Comparison of protein expression pattern between the chloroquine-resistant RKL9 and chloroquine-sensitive MRC2 strains.

Objective: The objective of this study was to compare the protein expression patterns of extracellular and intracellular proteins separated by two-dimensional electrophoresis (2-DE) from the chloroquine-sensitive (CQS) MRC2 strain and chloroquine-resistant (CQR) RKL9 strain. Materials and Methods: Both the extracellular protein (ECP) and intracellular protein (ICP) were extracted and solubilized. The proteins were separated by 2-DE, first based on their charges using isoelectric focusing and then their sizes by electrophoresis. The separated protein spots were detected by silver staining, and further, the protein spot density was analyzed by an image analysis software.

Results: 2-DE separated the proteins extracted from the CQS and CQR strains based on their differentially expressed protein patterns.

Extracellular Protein Analysis: A total of 109 and 77 protein spots were detected by image analysis of ECP extracted from MRC2 and RKL9 strains, respectively. There was a marked reduction in protein expression pattern in the CQR strain when compared with the CQS strain. Interestingly, 50 and 18 protein spots were uniquely expressed in MRC2 and RKL9 strains, respectively. When MRC2 strain-expressed proteins were taken as the control, 12 upregulated and 14 downregulated protein spots were observed in the RKL9 strain-extracted proteins.

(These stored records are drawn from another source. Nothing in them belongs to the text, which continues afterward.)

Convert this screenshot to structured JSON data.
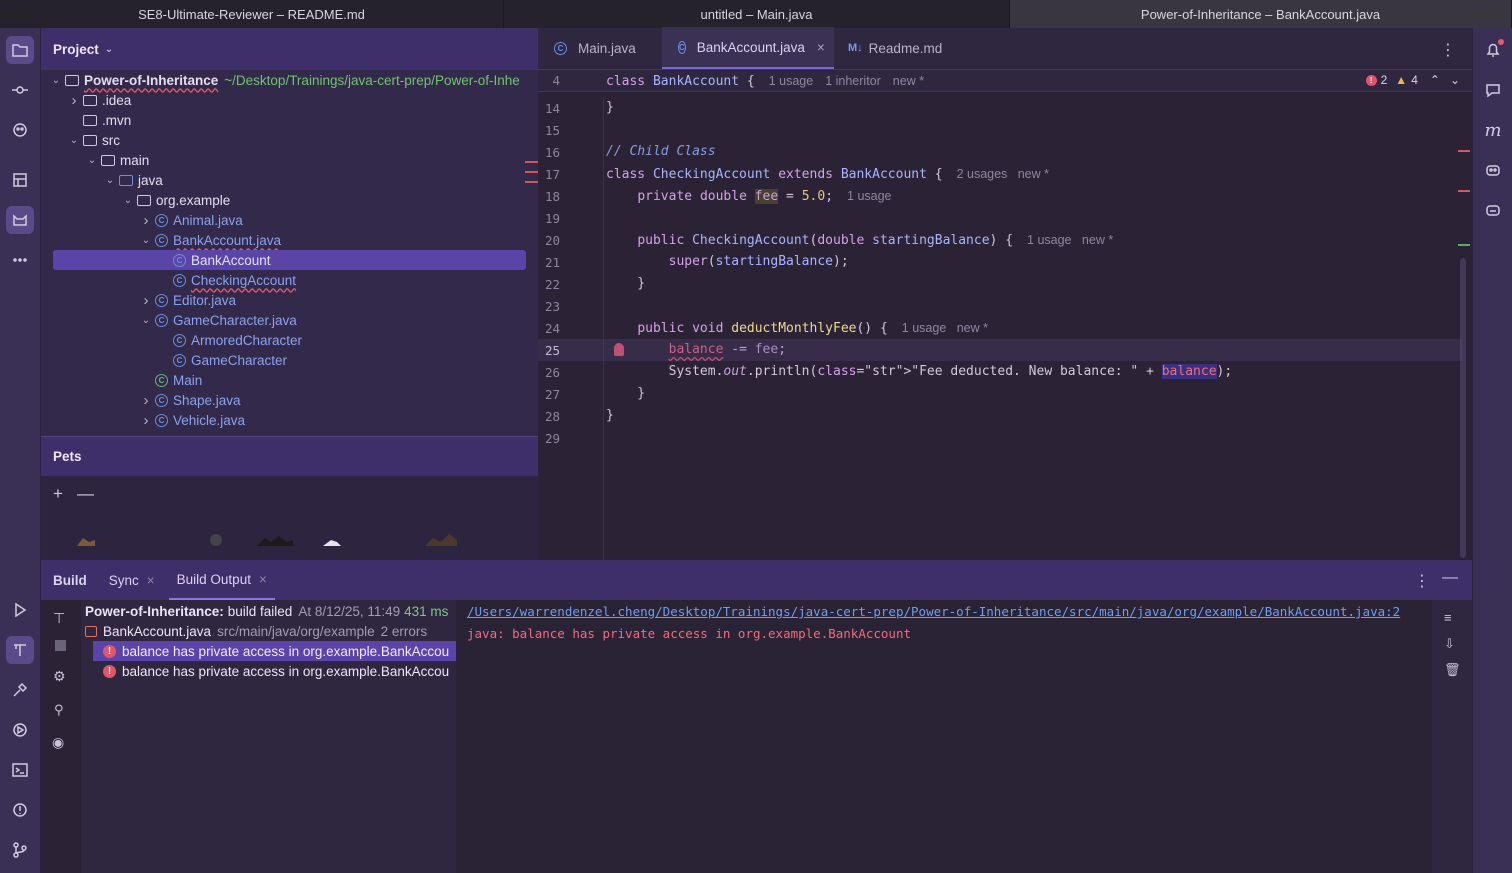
{
  "window_tabs": [
    "SE8-Ultimate-Reviewer – README.md",
    "untitled – Main.java",
    "Power-of-Inheritance – BankAccount.java"
  ],
  "project_panel": {
    "title": "Project",
    "tree": [
      {
        "label": "Power-of-Inheritance",
        "path": "~/Desktop/Trainings/java-cert-prep/Power-of-Inhe",
        "depth": 0,
        "chev": "down",
        "icon": "module"
      },
      {
        "label": ".idea",
        "depth": 1,
        "chev": "right",
        "icon": "folder"
      },
      {
        "label": ".mvn",
        "depth": 1,
        "chev": "",
        "icon": "folder"
      },
      {
        "label": "src",
        "depth": 1,
        "chev": "down",
        "icon": "folder"
      },
      {
        "label": "main",
        "depth": 2,
        "chev": "down",
        "icon": "folder"
      },
      {
        "label": "java",
        "depth": 3,
        "chev": "down",
        "icon": "folder-blue"
      },
      {
        "label": "org.example",
        "depth": 4,
        "chev": "down",
        "icon": "package"
      },
      {
        "label": "Animal.java",
        "depth": 5,
        "chev": "right",
        "icon": "class"
      },
      {
        "label": "BankAccount.java",
        "depth": 5,
        "chev": "down",
        "icon": "class",
        "error": true
      },
      {
        "label": "BankAccount",
        "depth": 6,
        "chev": "",
        "icon": "class",
        "selected": true
      },
      {
        "label": "CheckingAccount",
        "depth": 6,
        "chev": "",
        "icon": "class",
        "error": true
      },
      {
        "label": "Editor.java",
        "depth": 5,
        "chev": "right",
        "icon": "class"
      },
      {
        "label": "GameCharacter.java",
        "depth": 5,
        "chev": "down",
        "icon": "class"
      },
      {
        "label": "ArmoredCharacter",
        "depth": 6,
        "chev": "",
        "icon": "class"
      },
      {
        "label": "GameCharacter",
        "depth": 6,
        "chev": "",
        "icon": "class"
      },
      {
        "label": "Main",
        "depth": 5,
        "chev": "",
        "icon": "class-main"
      },
      {
        "label": "Shape.java",
        "depth": 5,
        "chev": "right",
        "icon": "class"
      },
      {
        "label": "Vehicle.java",
        "depth": 5,
        "chev": "right",
        "icon": "class"
      }
    ]
  },
  "pets_panel": {
    "title": "Pets",
    "add": "+",
    "remove": "—"
  },
  "editor": {
    "tabs": [
      {
        "label": "Main.java",
        "icon": "C"
      },
      {
        "label": "BankAccount.java",
        "icon": "C",
        "active": true,
        "close": "×"
      },
      {
        "label": "Readme.md",
        "icon": "M↓"
      }
    ],
    "sticky": {
      "line": "4",
      "kw": "class",
      "name": "BankAccount",
      "brace": "{",
      "hint1": "1 usage",
      "hint2": "1 inheritor",
      "hint3": "new *"
    },
    "errors_count": "2",
    "warnings_count": "4",
    "lines": [
      {
        "n": "14",
        "code": "}"
      },
      {
        "n": "15",
        "code": ""
      },
      {
        "n": "16",
        "code": "// Child Class"
      },
      {
        "n": "17",
        "code": "class CheckingAccount extends BankAccount {",
        "hint": "2 usages   new *"
      },
      {
        "n": "18",
        "code": "    private double fee = 5.0;",
        "hint": "1 usage"
      },
      {
        "n": "19",
        "code": ""
      },
      {
        "n": "20",
        "code": "    public CheckingAccount(double startingBalance) {",
        "hint": "1 usage   new *"
      },
      {
        "n": "21",
        "code": "        super(startingBalance);"
      },
      {
        "n": "22",
        "code": "    }"
      },
      {
        "n": "23",
        "code": ""
      },
      {
        "n": "24",
        "code": "    public void deductMonthlyFee() {",
        "hint": "1 usage   new *"
      },
      {
        "n": "25",
        "code": "        balance -= fee;"
      },
      {
        "n": "26",
        "code": "        System.out.println(\"Fee deducted. New balance: \" + balance);"
      },
      {
        "n": "27",
        "code": "    }"
      },
      {
        "n": "28",
        "code": "}"
      },
      {
        "n": "29",
        "code": ""
      }
    ]
  },
  "build_panel": {
    "tabs": [
      {
        "label": "Build"
      },
      {
        "label": "Sync",
        "close": "×"
      },
      {
        "label": "Build Output",
        "close": "×",
        "active": true
      }
    ],
    "summary": {
      "title": "Power-of-Inheritance:",
      "status": "build failed",
      "time": "At 8/12/25, 11:49",
      "duration": "431 ms"
    },
    "file": {
      "name": "BankAccount.java",
      "path": "src/main/java/org/example",
      "errors": "2 errors"
    },
    "errors": [
      "balance has private access in org.example.BankAccou",
      "balance has private access in org.example.BankAccou"
    ],
    "output_link": "/Users/warrendenzel.cheng/Desktop/Trainings/java-cert-prep/Power-of-Inheritance/src/main/java/org/example/BankAccount.java:2",
    "output_message": "java: balance has private access in org.example.BankAccount"
  }
}
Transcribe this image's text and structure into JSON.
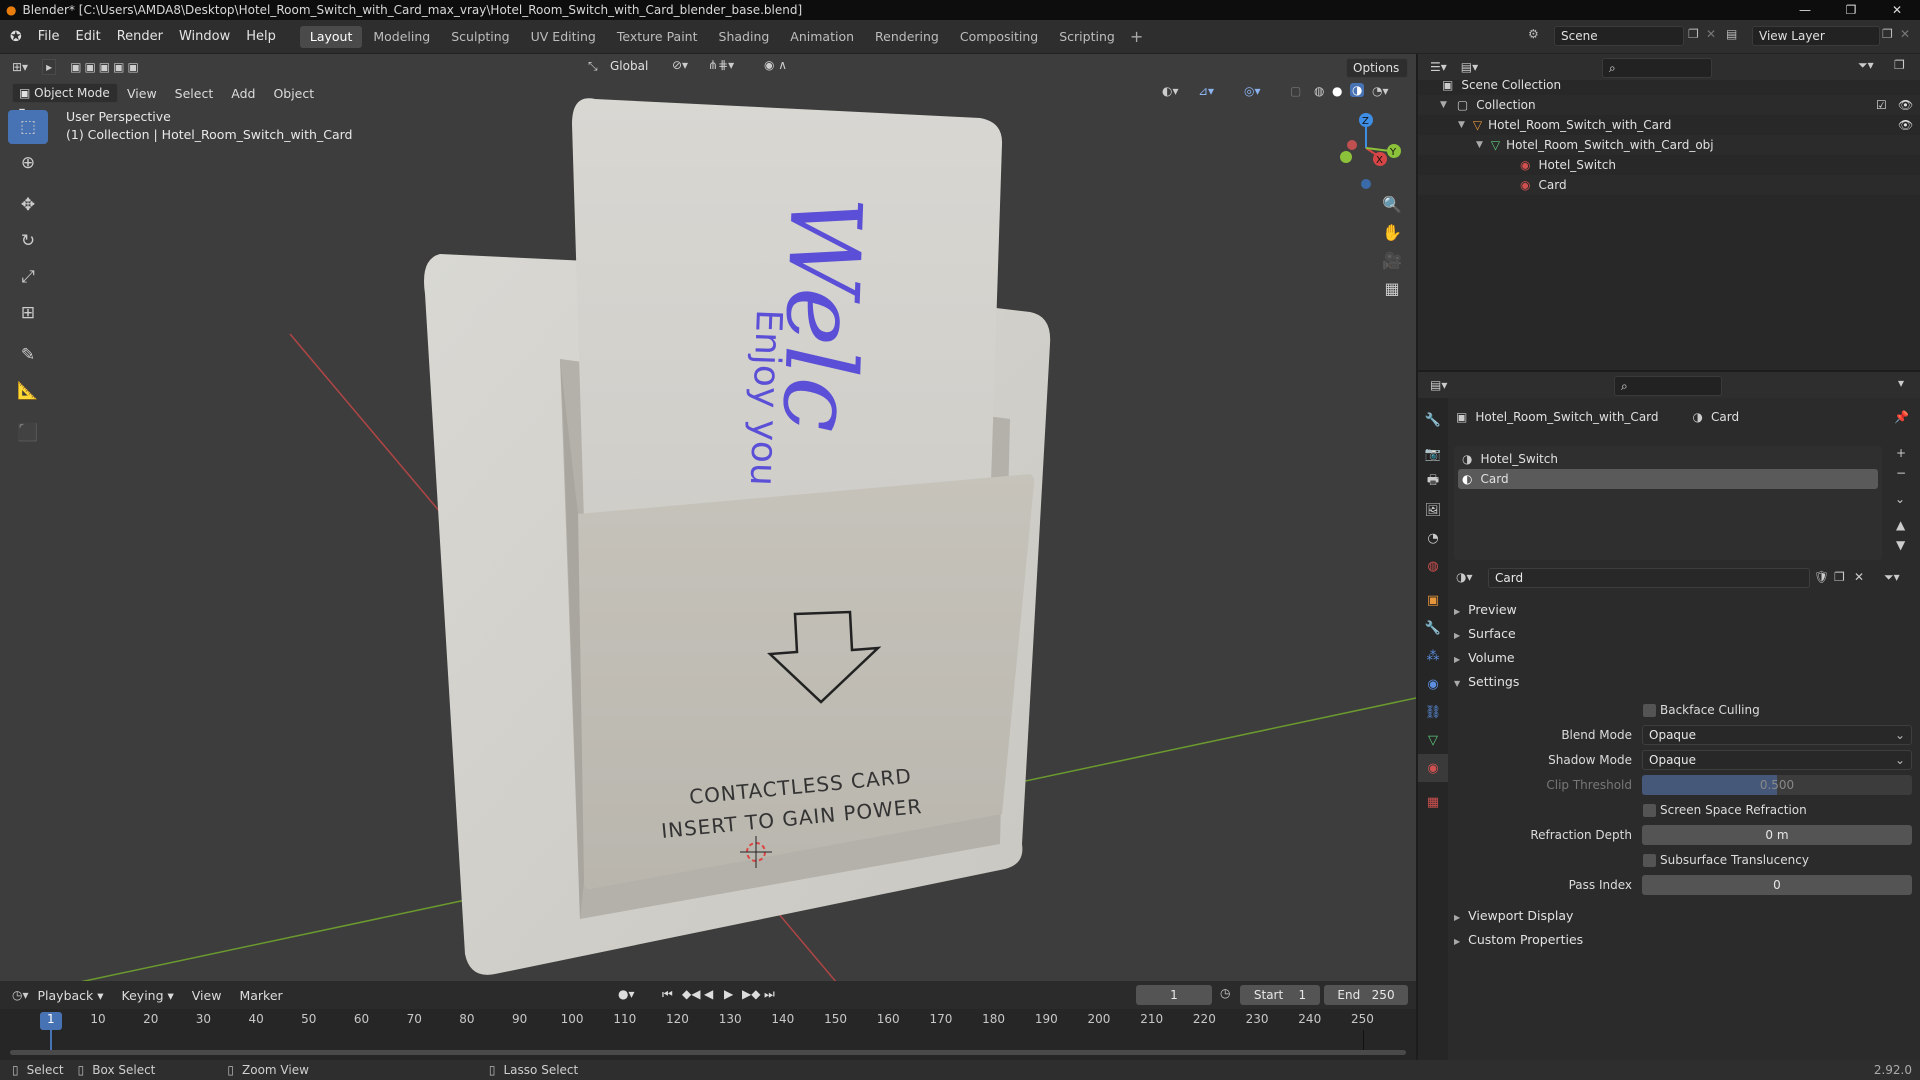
{
  "window": {
    "title": "Blender* [C:\\Users\\AMDA8\\Desktop\\Hotel_Room_Switch_with_Card_max_vray\\Hotel_Room_Switch_with_Card_blender_base.blend]"
  },
  "menu": [
    "File",
    "Edit",
    "Render",
    "Window",
    "Help"
  ],
  "workspaces": [
    "Layout",
    "Modeling",
    "Sculpting",
    "UV Editing",
    "Texture Paint",
    "Shading",
    "Animation",
    "Rendering",
    "Compositing",
    "Scripting"
  ],
  "active_workspace": "Layout",
  "scene": {
    "label": "Scene",
    "view_layer": "View Layer"
  },
  "viewport": {
    "mode": "Object Mode",
    "menus": [
      "View",
      "Select",
      "Add",
      "Object"
    ],
    "transform_orientation": "Global",
    "options_label": "Options",
    "info_line1": "User Perspective",
    "info_line2": "(1) Collection | Hotel_Room_Switch_with_Card",
    "gizmo_axes": {
      "x": "X",
      "y": "Y",
      "z": "Z"
    },
    "card_text_main": "Welc",
    "card_text_sub": "Enjoy you",
    "slot_text_line1": "CONTACTLESS CARD",
    "slot_text_line2": "INSERT TO GAIN POWER"
  },
  "outliner": {
    "root": "Scene Collection",
    "items": [
      {
        "label": "Collection"
      },
      {
        "label": "Hotel_Room_Switch_with_Card"
      },
      {
        "label": "Hotel_Room_Switch_with_Card_obj"
      },
      {
        "label": "Hotel_Switch"
      },
      {
        "label": "Card"
      }
    ]
  },
  "properties": {
    "breadcrumb_object": "Hotel_Room_Switch_with_Card",
    "breadcrumb_material": "Card",
    "slots": [
      "Hotel_Switch",
      "Card"
    ],
    "active_slot": "Card",
    "material_name": "Card",
    "panels": {
      "preview": "Preview",
      "surface": "Surface",
      "volume": "Volume",
      "settings": "Settings",
      "viewport_display": "Viewport Display",
      "custom_properties": "Custom Properties"
    },
    "settings": {
      "backface_culling_label": "Backface Culling",
      "blend_mode_label": "Blend Mode",
      "blend_mode_value": "Opaque",
      "shadow_mode_label": "Shadow Mode",
      "shadow_mode_value": "Opaque",
      "clip_threshold_label": "Clip Threshold",
      "clip_threshold_value": "0.500",
      "ssr_label": "Screen Space Refraction",
      "refraction_depth_label": "Refraction Depth",
      "refraction_depth_value": "0 m",
      "subsurface_label": "Subsurface Translucency",
      "pass_index_label": "Pass Index",
      "pass_index_value": "0"
    }
  },
  "timeline": {
    "menus": [
      "Playback",
      "Keying",
      "View",
      "Marker"
    ],
    "current_frame": "1",
    "start_label": "Start",
    "start_value": "1",
    "end_label": "End",
    "end_value": "250",
    "ticks": [
      "1",
      "10",
      "20",
      "30",
      "40",
      "50",
      "60",
      "70",
      "80",
      "90",
      "100",
      "110",
      "120",
      "130",
      "140",
      "150",
      "160",
      "170",
      "180",
      "190",
      "200",
      "210",
      "220",
      "230",
      "240",
      "250"
    ]
  },
  "statusbar": {
    "select": "Select",
    "box_select": "Box Select",
    "zoom_view": "Zoom View",
    "lasso_select": "Lasso Select",
    "version": "2.92.0"
  },
  "colors": {
    "accent": "#4772b3",
    "viewport_bg": "#3d3d3d",
    "card_text": "#5a4fd6",
    "axis_x": "#d64545",
    "axis_y": "#8cc23a",
    "axis_z": "#3f8ee6"
  }
}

Intracellular Protein Analysis: ICP extracted from MRC2 and RKL9 strains showed 187 and 199 protein spots by an image analysis software, and a small enhancement of protein expression was measured when comparing the CQR strain with CQS strain. There were 67 and 79 unique protein spots detected in MRC2 and RKL9 strains, respectively. A total of 120 protein spots were similar when MRC2 proteins were taken as the control; among these protein spots, 40 upregulated and 22 downregulated protein spots were detected in RKL9 strain-expressed protein.

Conclusions: Both these unique and matched protein spots might be molecularly potent drug targets for chloroquine resistance in . Further identification of these proteins by mass spectrometry/peptide sequencing is essential to clearly understand the mechanism of resistance.